Pour les familles des victimes, ce procès représente aussi l’espoir d’une forme de justice, même si rien ne pourra jamais effacer la douleur.
Une société allemande profondément ébranlée
Derrière les chiffres et les qualifications juridiques, ce sont des vies brisées qui se trouvent au cœur de cette affaire. Une mère et sa toute petite fille fauchées sans raison apparente, des dizaines de blessés physiques et psychologiques, un syndicat marqué à jamais.
La question qui demeure est celle de la prévention. Comment éviter que d’autres jeunes, arrivés enfants dans le pays, ne basculent un jour dans une violence aveugle ? Quelles réponses apporter face à la radicalisation en ligne ? Comment concilier accueil humanitaire et impératifs de sécurité ?

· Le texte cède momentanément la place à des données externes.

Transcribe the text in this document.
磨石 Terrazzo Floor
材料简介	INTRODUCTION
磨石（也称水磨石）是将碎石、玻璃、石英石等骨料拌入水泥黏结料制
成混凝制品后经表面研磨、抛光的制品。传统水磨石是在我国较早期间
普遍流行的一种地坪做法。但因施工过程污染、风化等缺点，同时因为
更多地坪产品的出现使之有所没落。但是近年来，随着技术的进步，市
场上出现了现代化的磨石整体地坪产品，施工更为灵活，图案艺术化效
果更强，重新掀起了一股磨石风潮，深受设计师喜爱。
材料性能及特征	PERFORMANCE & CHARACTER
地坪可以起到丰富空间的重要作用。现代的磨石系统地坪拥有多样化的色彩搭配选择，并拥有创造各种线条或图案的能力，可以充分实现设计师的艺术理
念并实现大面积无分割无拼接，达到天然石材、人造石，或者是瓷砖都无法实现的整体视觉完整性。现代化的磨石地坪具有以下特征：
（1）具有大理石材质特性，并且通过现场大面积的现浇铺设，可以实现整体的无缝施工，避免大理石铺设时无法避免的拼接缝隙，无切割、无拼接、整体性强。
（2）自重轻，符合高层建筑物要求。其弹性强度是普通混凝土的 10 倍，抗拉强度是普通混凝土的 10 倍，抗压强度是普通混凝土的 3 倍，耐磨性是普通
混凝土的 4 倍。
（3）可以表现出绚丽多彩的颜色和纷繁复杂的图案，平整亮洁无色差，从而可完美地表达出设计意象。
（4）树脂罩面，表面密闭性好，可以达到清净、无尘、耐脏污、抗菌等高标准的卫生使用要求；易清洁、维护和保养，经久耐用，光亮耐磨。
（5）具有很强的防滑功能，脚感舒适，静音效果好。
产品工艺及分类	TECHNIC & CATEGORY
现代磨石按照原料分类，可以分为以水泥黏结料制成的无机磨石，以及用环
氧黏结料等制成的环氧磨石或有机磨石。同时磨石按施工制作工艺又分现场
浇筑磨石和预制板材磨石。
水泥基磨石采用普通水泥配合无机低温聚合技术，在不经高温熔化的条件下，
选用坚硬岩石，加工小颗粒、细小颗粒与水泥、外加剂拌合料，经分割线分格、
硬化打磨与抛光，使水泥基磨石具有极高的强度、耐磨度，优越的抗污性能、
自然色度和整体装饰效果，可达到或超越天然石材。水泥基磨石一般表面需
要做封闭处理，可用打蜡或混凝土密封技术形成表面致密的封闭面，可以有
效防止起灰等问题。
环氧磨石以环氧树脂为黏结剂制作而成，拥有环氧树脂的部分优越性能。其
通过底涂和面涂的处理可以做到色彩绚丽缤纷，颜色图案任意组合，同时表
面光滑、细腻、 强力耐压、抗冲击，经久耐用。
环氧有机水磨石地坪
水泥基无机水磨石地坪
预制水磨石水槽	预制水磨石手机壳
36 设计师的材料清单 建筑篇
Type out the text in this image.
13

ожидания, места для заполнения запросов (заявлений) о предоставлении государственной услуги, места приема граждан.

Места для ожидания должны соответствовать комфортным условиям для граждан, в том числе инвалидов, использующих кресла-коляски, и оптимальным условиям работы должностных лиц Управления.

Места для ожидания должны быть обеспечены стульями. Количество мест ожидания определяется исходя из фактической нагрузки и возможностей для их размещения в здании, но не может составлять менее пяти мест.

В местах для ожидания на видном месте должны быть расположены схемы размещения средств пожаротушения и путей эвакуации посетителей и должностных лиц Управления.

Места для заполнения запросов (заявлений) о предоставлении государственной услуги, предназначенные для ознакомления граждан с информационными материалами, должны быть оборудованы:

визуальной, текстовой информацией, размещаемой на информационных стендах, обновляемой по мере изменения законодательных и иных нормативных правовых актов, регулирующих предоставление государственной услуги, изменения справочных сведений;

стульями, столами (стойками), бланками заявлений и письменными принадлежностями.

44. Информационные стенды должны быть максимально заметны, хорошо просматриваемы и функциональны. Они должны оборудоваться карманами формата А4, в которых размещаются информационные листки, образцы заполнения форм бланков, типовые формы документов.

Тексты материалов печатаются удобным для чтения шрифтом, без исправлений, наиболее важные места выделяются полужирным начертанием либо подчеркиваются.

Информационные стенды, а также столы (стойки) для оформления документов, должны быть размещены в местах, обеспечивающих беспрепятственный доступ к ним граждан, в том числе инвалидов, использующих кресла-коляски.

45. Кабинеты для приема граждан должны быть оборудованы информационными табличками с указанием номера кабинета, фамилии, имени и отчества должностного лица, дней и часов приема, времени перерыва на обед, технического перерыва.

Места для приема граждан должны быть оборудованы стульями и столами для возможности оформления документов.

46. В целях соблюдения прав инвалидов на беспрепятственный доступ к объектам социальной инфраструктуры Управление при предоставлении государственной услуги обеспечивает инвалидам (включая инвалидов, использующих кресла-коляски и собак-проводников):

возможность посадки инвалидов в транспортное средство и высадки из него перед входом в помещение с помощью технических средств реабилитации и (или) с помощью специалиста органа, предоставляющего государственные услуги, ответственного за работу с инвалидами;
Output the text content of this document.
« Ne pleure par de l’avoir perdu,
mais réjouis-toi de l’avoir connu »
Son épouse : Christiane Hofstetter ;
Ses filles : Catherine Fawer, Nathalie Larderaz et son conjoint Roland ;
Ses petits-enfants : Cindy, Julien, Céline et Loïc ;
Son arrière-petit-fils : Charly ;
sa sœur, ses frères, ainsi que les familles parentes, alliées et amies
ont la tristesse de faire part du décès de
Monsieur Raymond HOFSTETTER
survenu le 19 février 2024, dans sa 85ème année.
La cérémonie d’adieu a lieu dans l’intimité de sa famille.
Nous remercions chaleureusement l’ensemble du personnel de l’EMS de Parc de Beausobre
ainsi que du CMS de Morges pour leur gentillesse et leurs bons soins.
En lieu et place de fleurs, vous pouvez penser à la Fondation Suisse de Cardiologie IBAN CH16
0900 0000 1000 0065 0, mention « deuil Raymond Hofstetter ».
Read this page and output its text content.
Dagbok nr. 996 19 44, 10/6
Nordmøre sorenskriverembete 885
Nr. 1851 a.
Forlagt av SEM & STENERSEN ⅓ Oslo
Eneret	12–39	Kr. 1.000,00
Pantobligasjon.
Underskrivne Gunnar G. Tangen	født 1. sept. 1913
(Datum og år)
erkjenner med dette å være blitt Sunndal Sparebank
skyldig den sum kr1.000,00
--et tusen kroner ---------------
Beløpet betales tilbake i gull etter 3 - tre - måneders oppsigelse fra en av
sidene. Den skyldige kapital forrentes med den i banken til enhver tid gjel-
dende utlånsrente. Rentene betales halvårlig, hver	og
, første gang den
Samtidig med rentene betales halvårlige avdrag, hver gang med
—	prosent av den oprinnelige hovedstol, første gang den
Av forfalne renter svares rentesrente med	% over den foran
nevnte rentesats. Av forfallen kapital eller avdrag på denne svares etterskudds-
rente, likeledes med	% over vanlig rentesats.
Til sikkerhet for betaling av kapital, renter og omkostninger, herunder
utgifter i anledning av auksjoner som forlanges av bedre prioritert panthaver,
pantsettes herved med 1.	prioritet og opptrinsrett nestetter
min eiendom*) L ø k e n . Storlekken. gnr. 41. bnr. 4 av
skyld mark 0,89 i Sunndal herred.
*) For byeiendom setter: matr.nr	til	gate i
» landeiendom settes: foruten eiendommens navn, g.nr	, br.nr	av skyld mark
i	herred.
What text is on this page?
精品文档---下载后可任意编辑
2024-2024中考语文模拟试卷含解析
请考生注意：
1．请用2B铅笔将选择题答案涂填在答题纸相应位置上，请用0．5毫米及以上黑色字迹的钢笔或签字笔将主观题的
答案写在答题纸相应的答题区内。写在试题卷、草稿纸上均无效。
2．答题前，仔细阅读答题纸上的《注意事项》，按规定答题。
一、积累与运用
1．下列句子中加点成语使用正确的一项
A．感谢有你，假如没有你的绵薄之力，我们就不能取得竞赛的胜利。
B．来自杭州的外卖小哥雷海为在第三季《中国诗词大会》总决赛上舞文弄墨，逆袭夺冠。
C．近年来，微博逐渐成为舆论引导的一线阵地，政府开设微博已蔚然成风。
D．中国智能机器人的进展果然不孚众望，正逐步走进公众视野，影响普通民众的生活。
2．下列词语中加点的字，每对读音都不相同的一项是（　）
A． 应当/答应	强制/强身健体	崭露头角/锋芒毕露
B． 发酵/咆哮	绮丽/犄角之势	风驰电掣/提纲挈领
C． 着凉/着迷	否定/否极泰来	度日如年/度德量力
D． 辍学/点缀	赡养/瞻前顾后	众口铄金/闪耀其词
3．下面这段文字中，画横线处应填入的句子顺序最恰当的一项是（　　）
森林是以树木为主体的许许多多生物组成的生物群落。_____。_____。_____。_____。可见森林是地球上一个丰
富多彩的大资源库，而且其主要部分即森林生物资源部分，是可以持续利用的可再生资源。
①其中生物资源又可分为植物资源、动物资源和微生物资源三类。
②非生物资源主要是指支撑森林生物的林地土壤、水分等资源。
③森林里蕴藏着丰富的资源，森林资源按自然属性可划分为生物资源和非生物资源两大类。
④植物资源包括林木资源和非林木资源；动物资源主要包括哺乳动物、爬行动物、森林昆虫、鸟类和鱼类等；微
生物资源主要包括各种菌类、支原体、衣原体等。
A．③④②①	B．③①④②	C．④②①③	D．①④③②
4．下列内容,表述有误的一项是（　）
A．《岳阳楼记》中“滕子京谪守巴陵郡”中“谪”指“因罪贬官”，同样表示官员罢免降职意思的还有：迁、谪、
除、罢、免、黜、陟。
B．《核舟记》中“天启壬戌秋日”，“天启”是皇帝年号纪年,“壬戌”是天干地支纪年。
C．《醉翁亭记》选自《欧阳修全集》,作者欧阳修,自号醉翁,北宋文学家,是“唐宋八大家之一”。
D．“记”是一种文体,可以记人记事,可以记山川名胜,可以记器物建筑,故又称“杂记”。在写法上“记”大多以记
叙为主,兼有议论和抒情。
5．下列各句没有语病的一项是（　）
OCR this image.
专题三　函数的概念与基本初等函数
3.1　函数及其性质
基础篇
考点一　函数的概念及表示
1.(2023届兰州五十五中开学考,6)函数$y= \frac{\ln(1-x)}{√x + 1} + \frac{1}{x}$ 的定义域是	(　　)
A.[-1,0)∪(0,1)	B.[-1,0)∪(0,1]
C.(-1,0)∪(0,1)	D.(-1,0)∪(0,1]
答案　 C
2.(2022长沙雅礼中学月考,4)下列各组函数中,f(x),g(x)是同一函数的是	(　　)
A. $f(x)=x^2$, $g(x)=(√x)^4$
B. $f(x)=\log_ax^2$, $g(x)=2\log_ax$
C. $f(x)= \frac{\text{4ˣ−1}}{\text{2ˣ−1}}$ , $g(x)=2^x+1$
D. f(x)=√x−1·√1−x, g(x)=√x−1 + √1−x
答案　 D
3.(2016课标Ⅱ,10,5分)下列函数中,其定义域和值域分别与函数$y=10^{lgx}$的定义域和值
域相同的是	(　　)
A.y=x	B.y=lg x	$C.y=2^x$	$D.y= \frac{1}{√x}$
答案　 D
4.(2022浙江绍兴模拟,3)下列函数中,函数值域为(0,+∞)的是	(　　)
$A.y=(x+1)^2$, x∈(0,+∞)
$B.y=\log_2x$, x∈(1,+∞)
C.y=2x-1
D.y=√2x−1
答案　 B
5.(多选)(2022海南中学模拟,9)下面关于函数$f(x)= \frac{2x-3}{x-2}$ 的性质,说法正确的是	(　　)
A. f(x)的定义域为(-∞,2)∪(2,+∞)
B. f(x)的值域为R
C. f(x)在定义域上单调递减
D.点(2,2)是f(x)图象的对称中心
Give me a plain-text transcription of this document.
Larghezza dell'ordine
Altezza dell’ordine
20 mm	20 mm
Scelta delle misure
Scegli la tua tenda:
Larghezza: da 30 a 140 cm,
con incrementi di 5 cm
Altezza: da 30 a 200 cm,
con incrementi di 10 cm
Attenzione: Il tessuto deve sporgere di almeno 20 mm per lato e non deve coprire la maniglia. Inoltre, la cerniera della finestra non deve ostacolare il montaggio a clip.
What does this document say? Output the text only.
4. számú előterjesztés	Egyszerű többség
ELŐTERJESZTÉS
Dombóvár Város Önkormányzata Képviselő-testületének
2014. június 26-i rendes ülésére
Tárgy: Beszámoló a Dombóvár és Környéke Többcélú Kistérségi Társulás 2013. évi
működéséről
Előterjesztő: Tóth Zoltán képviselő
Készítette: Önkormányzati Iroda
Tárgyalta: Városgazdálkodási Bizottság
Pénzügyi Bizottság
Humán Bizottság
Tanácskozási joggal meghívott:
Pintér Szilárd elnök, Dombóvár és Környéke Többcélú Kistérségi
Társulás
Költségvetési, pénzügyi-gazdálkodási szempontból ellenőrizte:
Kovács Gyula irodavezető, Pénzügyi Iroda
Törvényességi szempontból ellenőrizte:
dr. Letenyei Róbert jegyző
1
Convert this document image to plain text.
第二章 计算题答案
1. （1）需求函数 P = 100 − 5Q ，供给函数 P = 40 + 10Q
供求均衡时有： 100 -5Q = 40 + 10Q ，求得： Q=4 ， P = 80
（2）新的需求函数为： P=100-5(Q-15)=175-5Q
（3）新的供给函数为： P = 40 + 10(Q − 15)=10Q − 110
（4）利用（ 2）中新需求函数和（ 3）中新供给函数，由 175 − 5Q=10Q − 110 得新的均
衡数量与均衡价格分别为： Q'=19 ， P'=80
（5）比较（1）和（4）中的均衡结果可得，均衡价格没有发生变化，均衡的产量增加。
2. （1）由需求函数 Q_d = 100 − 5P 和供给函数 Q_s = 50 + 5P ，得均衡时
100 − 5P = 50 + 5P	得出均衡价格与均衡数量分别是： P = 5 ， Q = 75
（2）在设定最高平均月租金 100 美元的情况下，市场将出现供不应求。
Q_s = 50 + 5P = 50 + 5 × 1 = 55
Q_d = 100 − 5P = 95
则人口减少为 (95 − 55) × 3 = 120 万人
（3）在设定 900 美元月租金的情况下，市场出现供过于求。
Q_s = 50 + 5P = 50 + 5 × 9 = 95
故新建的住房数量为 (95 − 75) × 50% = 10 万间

Ces interrogations, bien plus larges que le seul procès de Farhad N., continueront d’animer le débat public allemand pendant de longues années.
En attendant, Munich retient son souffle, comme elle l’avait fait ce tragique 13 février 2025. Et avec elle, tout un pays qui cherche encore des réponses face à la violence aveugle.
Le verdict, quel qu’il soit, ne refermera probablement jamais totalement cette plaie ouverte dans le cœur de la Bavière et de l’Allemagne entière.